I would always suggest holidaying outside of peak-times if possible.
Is Kefalonia a place you would recommend to friends?
I would strongly recommend Kefalonia to my friends and family. The weather was perfect, not one cloud in the sky, and the food everywhere on the island was very tasty. Eating fresh fish on a daily basis, and not to mention Greek cheese, is my idea of heaven!
What are the best money saving tips you would offer to someone thinking of taking a holiday in Kefalonia?
- We chose a self-catering option with our hotel because we enjoy the challenge of buying local food and trying a different eatery every day.

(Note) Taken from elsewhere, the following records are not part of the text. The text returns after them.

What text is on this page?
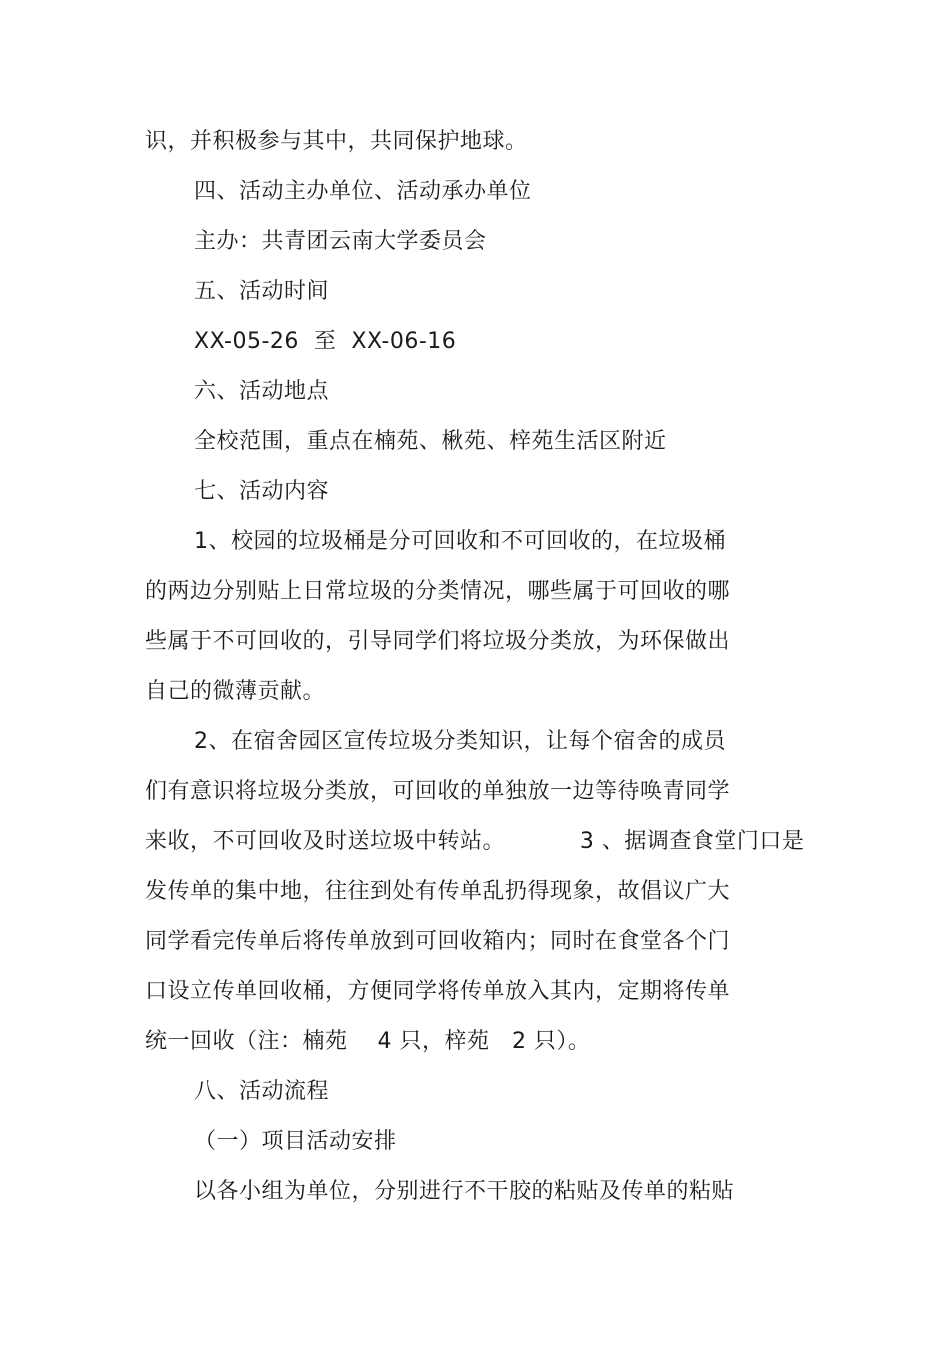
识，并积极参与其中，共同保护地球。
四、活动主办单位、活动承办单位
主办：共青团云南大学委员会
五、活动时间
XX-05-26  至  XX-06-16
六、活动地点
全校范围，重点在楠苑、楸苑、梓苑生活区附近
七、活动内容
1、校园的垃圾桶是分可回收和不可回收的，在垃圾桶
的两边分别贴上日常垃圾的分类情况，哪些属于可回收的哪
些属于不可回收的，引导同学们将垃圾分类放，为环保做出
自己的微薄贡献。
2、在宿舍园区宣传垃圾分类知识，让每个宿舍的成员
们有意识将垃圾分类放，可回收的单独放一边等待唤青同学
来收，不可回收及时送垃圾中转站。          3 、据调查食堂门口是
发传单的集中地，往往到处有传单乱扔得现象，故倡议广大
同学看完传单后将传单放到可回收箱内；同时在食堂各个门
口设立传单回收桶，方便同学将传单放入其内，定期将传单
统一回收（注：楠苑    4 只，梓苑   2 只）。
八、活动流程
（一）项目活动安排
以各小组为单位，分别进行不干胶的粘贴及传单的粘贴
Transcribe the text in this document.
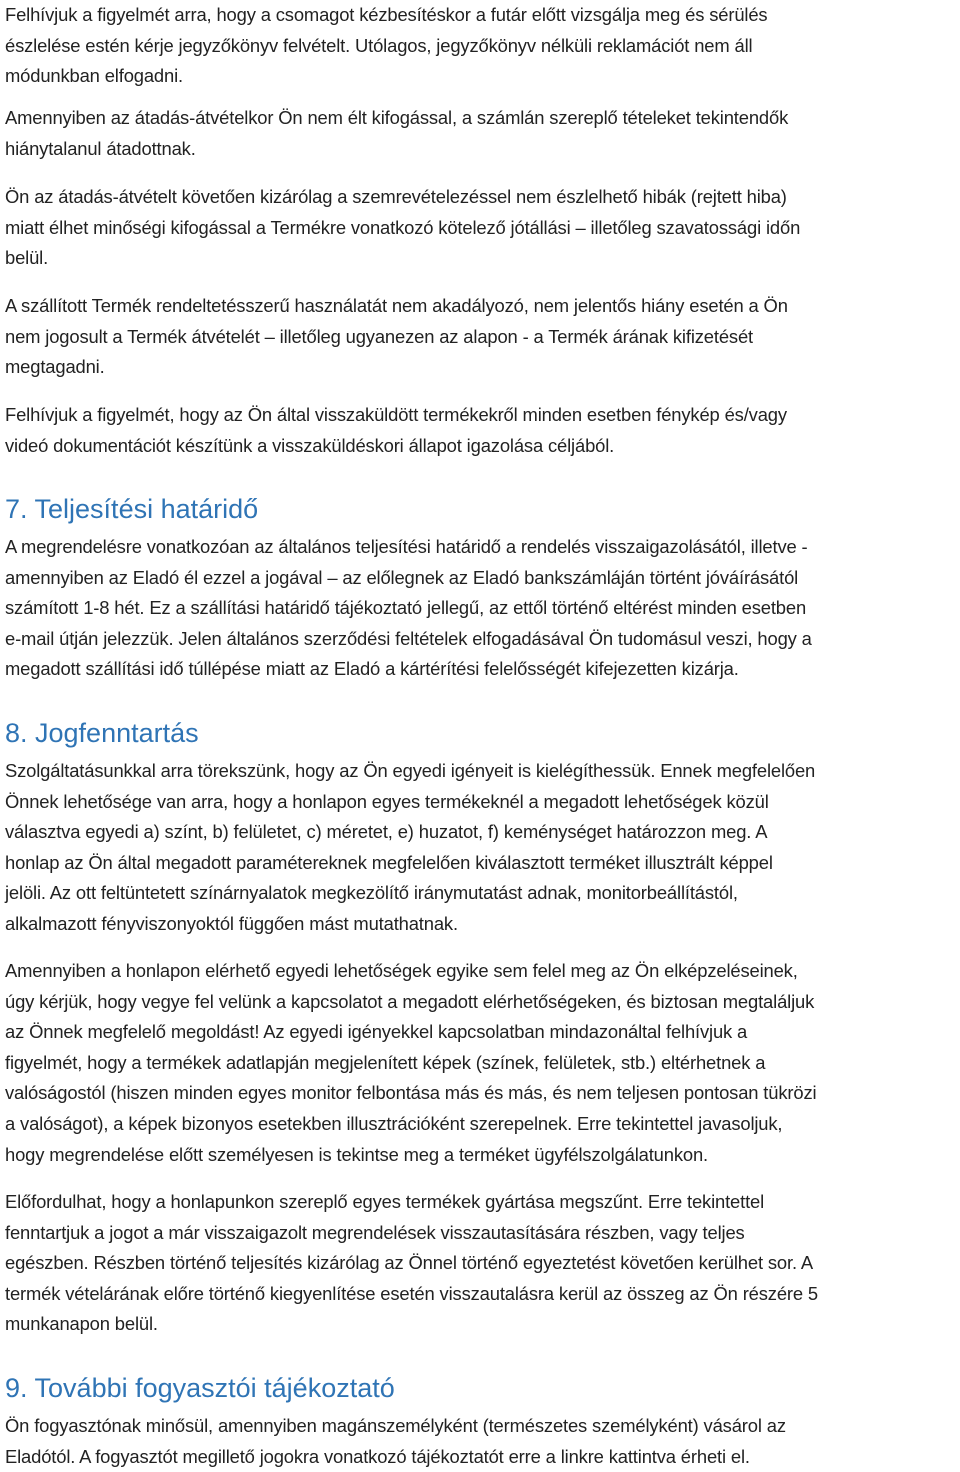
Felhívjuk a figyelmét arra, hogy a csomagot kézbesítéskor a futár előtt vizsgálja meg és sérülés
észlelése estén kérje jegyzőkönyv felvételt. Utólagos, jegyzőkönyv nélküli reklamációt nem áll
módunkban elfogadni.
Amennyiben az átadás-átvételkor Ön nem élt kifogással, a számlán szereplő tételeket tekintendők
hiánytalanul átadottnak.
Ön az átadás-átvételt követően kizárólag a szemrevételezéssel nem észlelhető hibák (rejtett hiba)
miatt élhet minőségi kifogással a Termékre vonatkozó kötelező jótállási – illetőleg szavatossági időn
belül.
A szállított Termék rendeltetésszerű használatát nem akadályozó, nem jelentős hiány esetén a Ön
nem jogosult a Termék átvételét – illetőleg ugyanezen az alapon - a Termék árának kifizetését
megtagadni.
Felhívjuk a figyelmét, hogy az Ön által visszaküldött termékekről minden esetben fénykép és/vagy
videó dokumentációt készítünk a visszaküldéskori állapot igazolása céljából.
7. Teljesítési határidő
A megrendelésre vonatkozóan az általános teljesítési határidő a rendelés visszaigazolásától, illetve -
amennyiben az Eladó él ezzel a jogával – az előlegnek az Eladó bankszámláján történt jóváírásától
számított 1-8 hét. Ez a szállítási határidő tájékoztató jellegű, az ettől történő eltérést minden esetben
e-mail útján jelezzük. Jelen általános szerződési feltételek elfogadásával Ön tudomásul veszi, hogy a
megadott szállítási idő túllépése miatt az Eladó a kártérítési felelősségét kifejezetten kizárja.
8. Jogfenntartás
Szolgáltatásunkkal arra törekszünk, hogy az Ön egyedi igényeit is kielégíthessük. Ennek megfelelően
Önnek lehetősége van arra, hogy a honlapon egyes termékeknél a megadott lehetőségek közül
választva egyedi a) színt, b) felületet, c) méretet, e) huzatot, f) keménységet határozzon meg. A
honlap az Ön által megadott paramétereknek megfelelően kiválasztott terméket illusztrált képpel
jelöli. Az ott feltüntetett színárnyalatok megkezölítő iránymutatást adnak, monitorbeállítástól,
alkalmazott fényviszonyoktól függően mást mutathatnak.
Amennyiben a honlapon elérhető egyedi lehetőségek egyike sem felel meg az Ön elképzeléseinek,
úgy kérjük, hogy vegye fel velünk a kapcsolatot a megadott elérhetőségeken, és biztosan megtaláljuk
az Önnek megfelelő megoldást! Az egyedi igényekkel kapcsolatban mindazonáltal felhívjuk a
figyelmét, hogy a termékek adatlapján megjelenített képek (színek, felületek, stb.) eltérhetnek a
valóságostól (hiszen minden egyes monitor felbontása más és más, és nem teljesen pontosan tükrözi
a valóságot), a képek bizonyos esetekben illusztrációként szerepelnek. Erre tekintettel javasoljuk,
hogy megrendelése előtt személyesen is tekintse meg a terméket ügyfélszolgálatunkon.
Előfordulhat, hogy a honlapunkon szereplő egyes termékek gyártása megszűnt. Erre tekintettel
fenntartjuk a jogot a már visszaigazolt megrendelések visszautasítására részben, vagy teljes
egészben. Részben történő teljesítés kizárólag az Önnel történő egyeztetést követően kerülhet sor. A
termék vételárának előre történő kiegyenlítése esetén visszautalásra kerül az összeg az Ön részére 5
munkanapon belül.
9. További fogyasztói tájékoztató
Ön fogyasztónak minősül, amennyiben magánszemélyként (természetes személyként) vásárol az
Eladótól. A fogyasztót megillető jogokra vonatkozó tájékoztatót erre a linkre kattintva érheti el.
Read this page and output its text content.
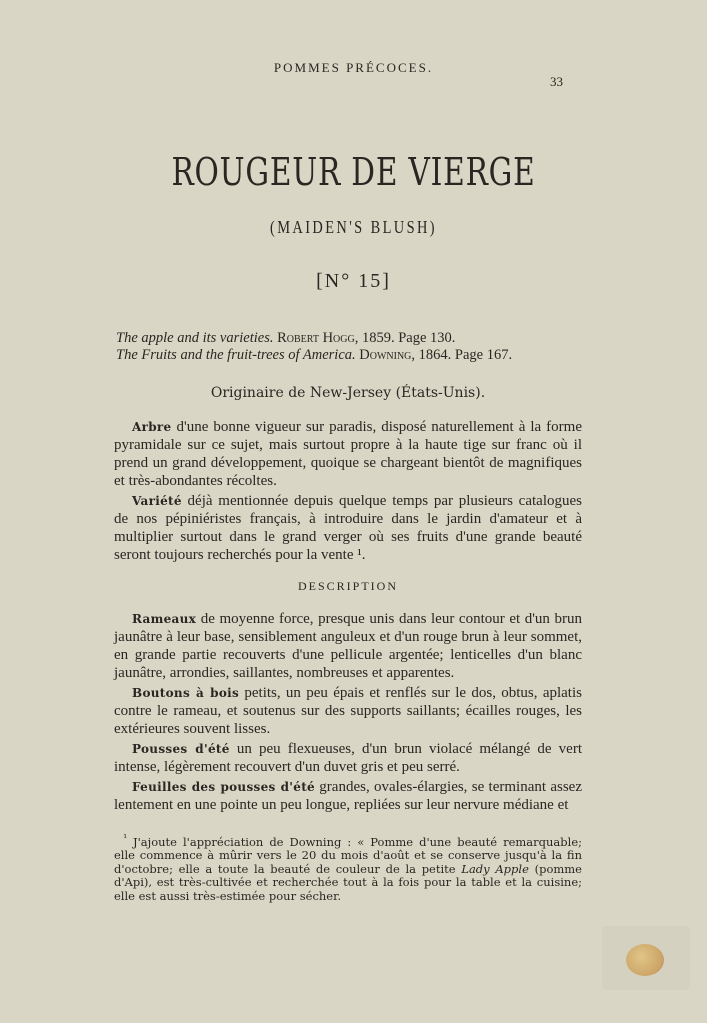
POMMES PRÉCOCES.
33
ROUGEUR DE VIERGE
(MAIDEN'S BLUSH)
[N° 15]
The apple and its varieties. Robert Hogg, 1859. Page 130.
The Fruits and the fruit-trees of America. Downing, 1864. Page 167.
Originaire de New-Jersey (États-Unis).

Arbre d'une bonne vigueur sur paradis, disposé naturellement à la forme pyramidale sur ce sujet, mais surtout propre à la haute tige sur franc où il prend un grand développement, quoique se chargeant bientôt de magnifiques et très-abondantes récoltes.

Variété déjà mentionnée depuis quelque temps par plusieurs catalogues de nos pépiniéristes français, à introduire dans le jardin d'amateur et à multiplier surtout dans le grand verger où ses fruits d'une grande beauté seront toujours recherchés pour la vente ¹.

DESCRIPTION

Rameaux de moyenne force, presque unis dans leur contour et d'un brun jaunâtre à leur base, sensiblement anguleux et d'un rouge brun à leur sommet, en grande partie recouverts d'une pellicule argentée; lenticelles d'un blanc jaunâtre, arrondies, saillantes, nombreuses et apparentes.

Boutons à bois petits, un peu épais et renflés sur le dos, obtus, aplatis contre le rameau, et soutenus sur des supports saillants; écailles rouges, les extérieures souvent lisses.

Pousses d'été un peu flexueuses, d'un brun violacé mélangé de vert intense, légèrement recouvert d'un duvet gris et peu serré.

Feuilles des pousses d'été grandes, ovales-élargies, se terminant assez lentement en une pointe un peu longue, repliées sur leur nervure médiane et

$^{^1}$ J'ajoute l'appréciation de Downing : « Pomme d'une beauté remarquable; elle commence à mûrir vers le 20 du mois d'août et se conserve jusqu'à la fin d'octobre; elle a toute la beauté de couleur de la petite Lady Apple (pomme d'Api), est très-cultivée et recherchée tout à la fois pour la table et la cuisine; elle est aussi très-estimée pour sécher.
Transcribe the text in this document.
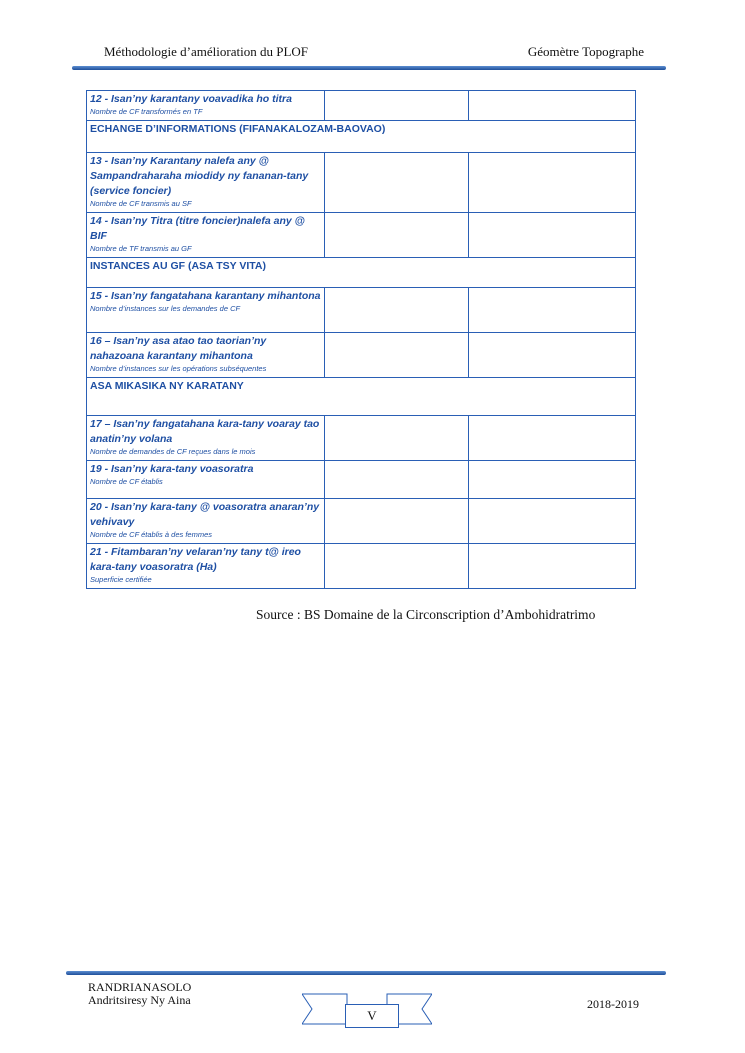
Méthodologie d’amélioration du PLOF	Géomètre Topographe
12 - Isan’ny karantany voavadika ho titra
Nombre de CF transformés en TF		

ECHANGE D’INFORMATIONS (FIFANAKALOZAM-BAOVAO)		

13 - Isan’ny Karantany nalefa any @ Sampandraharaha miodidy ny fananan-tany (service foncier)
Nombre de CF transmis au SF		

14 - Isan’ny Titra (titre foncier)nalefa any @ BIF
Nombre de TF transmis au GF		

INSTANCES AU GF (ASA TSY VITA)		

15 - Isan’ny fangatahana karantany mihantona
Nombre d’instances sur les demandes de CF		

16 – Isan’ny asa atao tao taorian’ny nahazoana karantany mihantona
Nombre d’instances sur les opérations subséquentes		

ASA MIKASIKA NY KARATANY		

17 – Isan’ny fangatahana kara-tany voaray tao anatin’ny volana
Nombre de demandes de CF reçues dans le mois		

19 - Isan’ny kara-tany voasoratra
Nombre de CF établis		

20 - Isan’ny kara-tany @ voasoratra anaran’ny vehivavy
Nombre de CF établis à des femmes		

21 - Fitambaran’ny velaran’ny tany t@ ireo kara-tany voasoratra (Ha)
Superficie certifiée		

Source : BS Domaine de la Circonscription d’Ambohidratrimo
RANDRIANASOLO
Andritsiresy Ny Aina
V
2018-2019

By sorting out breakfast (pastries, eggs, or fruit) for ourselves, we were able to save money on the overall hotel costs.
Similarly, food on board a plane can cost more than anywhere else, so bring food with you such as a round of sandwiches. You won’t be able to bring drinks through security, but empty bottles can be filled up with water the other side.
- Avoid withdrawing money abroad at all costs. Not only will you be charged an inflated exchange rate, but your bank or lender may also add on an extra withdrawal fee. Check MoneySavingExpert for more tips.
- Nowadays, some flight providers offer a fair amount of cabin luggage but charge for bags over 20kg to be placed in the hold. If you are able to pack light (and that includes restricting the amount of lotions and potions you take), you may be able to save money on your flight costs. Do check your airline’s baggage guides for what can and can’t be brought aboard the plane with you before you travel though!